Amit Varma is a writer based in Mumbai. He worked in journalism for over a decade, and won the Bastiat Prize for Journalism in 2007. His bestselling novel, My Friend Sancho, was published in 2009. He is best known for his blog, India Uncut. His current project is a non-fiction book about the lack of personal and economic freedoms in post-Independence India.
In world news today, Nicholas Sarkozy, the president of France, has announced his support for a ban on wearing burkhas. I think this is colossally wrong-headed, and goes against the very principles Sarkozy claims to uphold.
Classical liberals who believe in individual freedom, as I do, are appalled by some societies for the way they treat their women. The burkha is a symbol of this oppression, and obviously our hearts go out to women forced to spend their lives hiding their faces and their bodies from the world. But the operative word here is ‘forced’.
We are troubled by burkhas because they represent coercion. But not all women who wear burkhas, especially in the West, do so because they are being forced into it. Many women wear them out of choice, and we should respect that choice. We may disagree with their reasons for it—but really, once that choice is established, those reasons are none of our business. They have as much of a right to wear a burkha as to not wear a burkha, and to outlaw that option amounts to the same kind of coercion that Sarkozy is trying to position himself against.
In his speech, Sarkozy said, “The issue of the burqa is not a religious issue, it is a question of freedom and of women’s dignity.” I agree—and that is why we should respect their freedom and dignity by not trying to regulate what they wear. Sarkozy condescends to women who choose to wear a burkha by implying that the government is better placed to make those choices for them. If I was a burqa-wearing women, I’d be rather pissed off.
The issue of coercion is, of course, more nuanced than this. A woman may not be explicitly forced into wearing a burkha, but for a young girl born into a devout Muslim family, there may be subtle pressures that will take her in that direction. Non-conformity carries greater costs in traditional families and societies, and she may rationalize her wearing a burkha and represent it as her choice.
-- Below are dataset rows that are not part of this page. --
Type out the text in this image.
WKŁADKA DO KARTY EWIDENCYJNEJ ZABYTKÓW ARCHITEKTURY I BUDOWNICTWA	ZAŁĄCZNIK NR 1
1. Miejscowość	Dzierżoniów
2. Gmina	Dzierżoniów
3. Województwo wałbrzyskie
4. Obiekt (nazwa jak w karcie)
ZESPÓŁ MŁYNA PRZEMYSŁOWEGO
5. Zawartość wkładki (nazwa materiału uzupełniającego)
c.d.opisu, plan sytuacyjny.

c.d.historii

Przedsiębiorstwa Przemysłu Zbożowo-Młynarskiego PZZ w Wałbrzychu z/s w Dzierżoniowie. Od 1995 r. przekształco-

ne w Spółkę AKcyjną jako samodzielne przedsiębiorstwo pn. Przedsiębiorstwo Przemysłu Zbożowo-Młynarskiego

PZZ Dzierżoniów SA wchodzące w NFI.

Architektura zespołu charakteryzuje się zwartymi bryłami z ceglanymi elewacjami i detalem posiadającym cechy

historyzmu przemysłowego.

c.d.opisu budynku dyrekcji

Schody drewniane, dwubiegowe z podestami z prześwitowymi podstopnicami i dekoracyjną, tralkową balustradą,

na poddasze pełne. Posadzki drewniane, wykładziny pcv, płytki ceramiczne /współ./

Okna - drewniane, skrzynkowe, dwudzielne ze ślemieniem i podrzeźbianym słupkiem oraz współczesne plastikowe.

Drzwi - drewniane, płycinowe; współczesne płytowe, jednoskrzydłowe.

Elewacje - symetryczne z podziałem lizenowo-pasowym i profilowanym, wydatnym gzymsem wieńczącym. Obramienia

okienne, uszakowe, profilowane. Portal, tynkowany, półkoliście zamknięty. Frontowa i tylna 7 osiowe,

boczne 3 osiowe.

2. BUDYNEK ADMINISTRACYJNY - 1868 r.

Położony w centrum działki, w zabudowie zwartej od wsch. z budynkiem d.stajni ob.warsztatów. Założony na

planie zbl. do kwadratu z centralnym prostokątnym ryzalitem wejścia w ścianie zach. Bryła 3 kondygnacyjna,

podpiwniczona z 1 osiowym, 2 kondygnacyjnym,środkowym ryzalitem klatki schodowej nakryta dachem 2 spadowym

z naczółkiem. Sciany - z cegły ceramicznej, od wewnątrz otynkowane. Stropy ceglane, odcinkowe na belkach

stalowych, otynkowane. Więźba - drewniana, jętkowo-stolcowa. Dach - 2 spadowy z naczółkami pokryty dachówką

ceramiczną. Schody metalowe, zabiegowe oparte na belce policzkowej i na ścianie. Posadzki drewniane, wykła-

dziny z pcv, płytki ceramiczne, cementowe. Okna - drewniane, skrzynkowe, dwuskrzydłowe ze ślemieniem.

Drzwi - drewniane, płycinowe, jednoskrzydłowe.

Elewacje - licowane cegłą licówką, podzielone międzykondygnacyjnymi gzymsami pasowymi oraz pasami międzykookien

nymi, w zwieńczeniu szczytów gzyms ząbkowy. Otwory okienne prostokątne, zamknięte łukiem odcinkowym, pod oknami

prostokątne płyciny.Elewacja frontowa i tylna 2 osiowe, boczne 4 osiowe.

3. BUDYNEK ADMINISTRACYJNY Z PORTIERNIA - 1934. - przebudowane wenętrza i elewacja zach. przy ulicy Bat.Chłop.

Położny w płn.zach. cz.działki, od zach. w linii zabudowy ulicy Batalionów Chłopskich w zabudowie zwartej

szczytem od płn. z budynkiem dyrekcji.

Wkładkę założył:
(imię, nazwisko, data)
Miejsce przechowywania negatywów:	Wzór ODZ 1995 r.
I agree that this is problematic—but I maintain that in the absence of explicit coercion, it’s none of the state’s business.
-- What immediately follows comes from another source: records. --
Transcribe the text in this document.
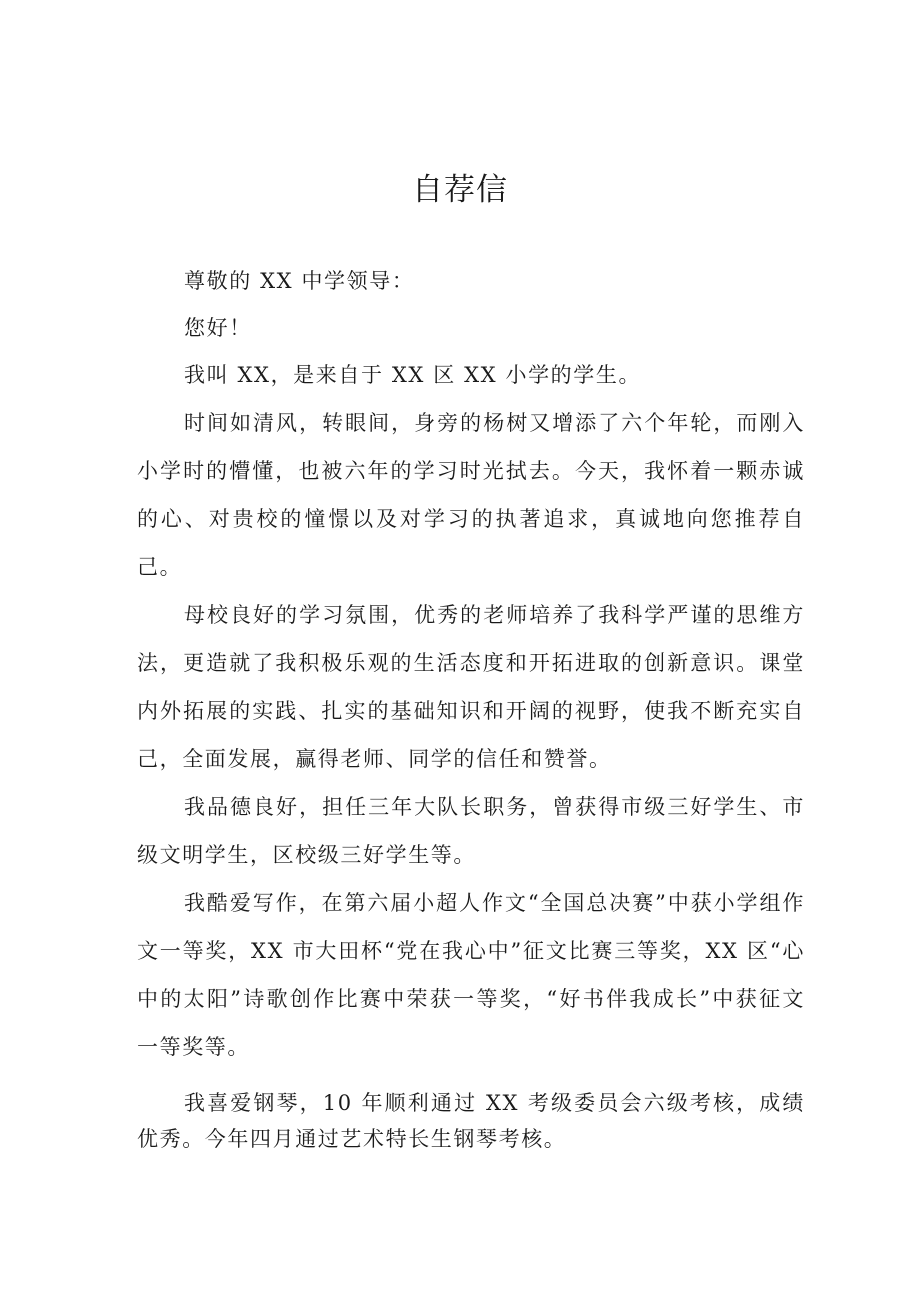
自荐信

尊敬的 XX 中学领导：

您好！

我叫 XX，是来自于 XX 区 XX 小学的学生。

时间如清风，转眼间，身旁的杨树又增添了六个年轮，而刚入小学时的懵懂，也被六年的学习时光拭去。今天，我怀着一颗赤诚的心、对贵校的憧憬以及对学习的执著追求，真诚地向您推荐自己。

母校良好的学习氛围，优秀的老师培养了我科学严谨的思维方法，更造就了我积极乐观的生活态度和开拓进取的创新意识。课堂内外拓展的实践、扎实的基础知识和开阔的视野，使我不断充实自己，全面发展，赢得老师、同学的信任和赞誉。

我品德良好，担任三年大队长职务，曾获得市级三好学生、市级文明学生，区校级三好学生等。

我酷爱写作，在第六届小超人作文“全国总决赛”中获小学组作文一等奖，XX 市大田杯“党在我心中”征文比赛三等奖，XX 区“心中的太阳”诗歌创作比赛中荣获一等奖，“好书伴我成长”中获征文一等奖等。

我喜爱钢琴，10 年顺利通过 XX 考级委员会六级考核，成绩优秀。今年四月通过艺术特长生钢琴考核。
Also, many women do make that choice in the absence of either coercion or any kind of pressure. Check out Shagufta Pasta’s excellent satirical post on this, “Talking to Someone Wearing a Headscarf: An Etiquette Guide.” (This link is via Chandni.)
Barack Obama, by the way, has spoken out against Sarkozy’s move, “saying the US values religious freedom and would never ‘tell people what to wear’.” Much props.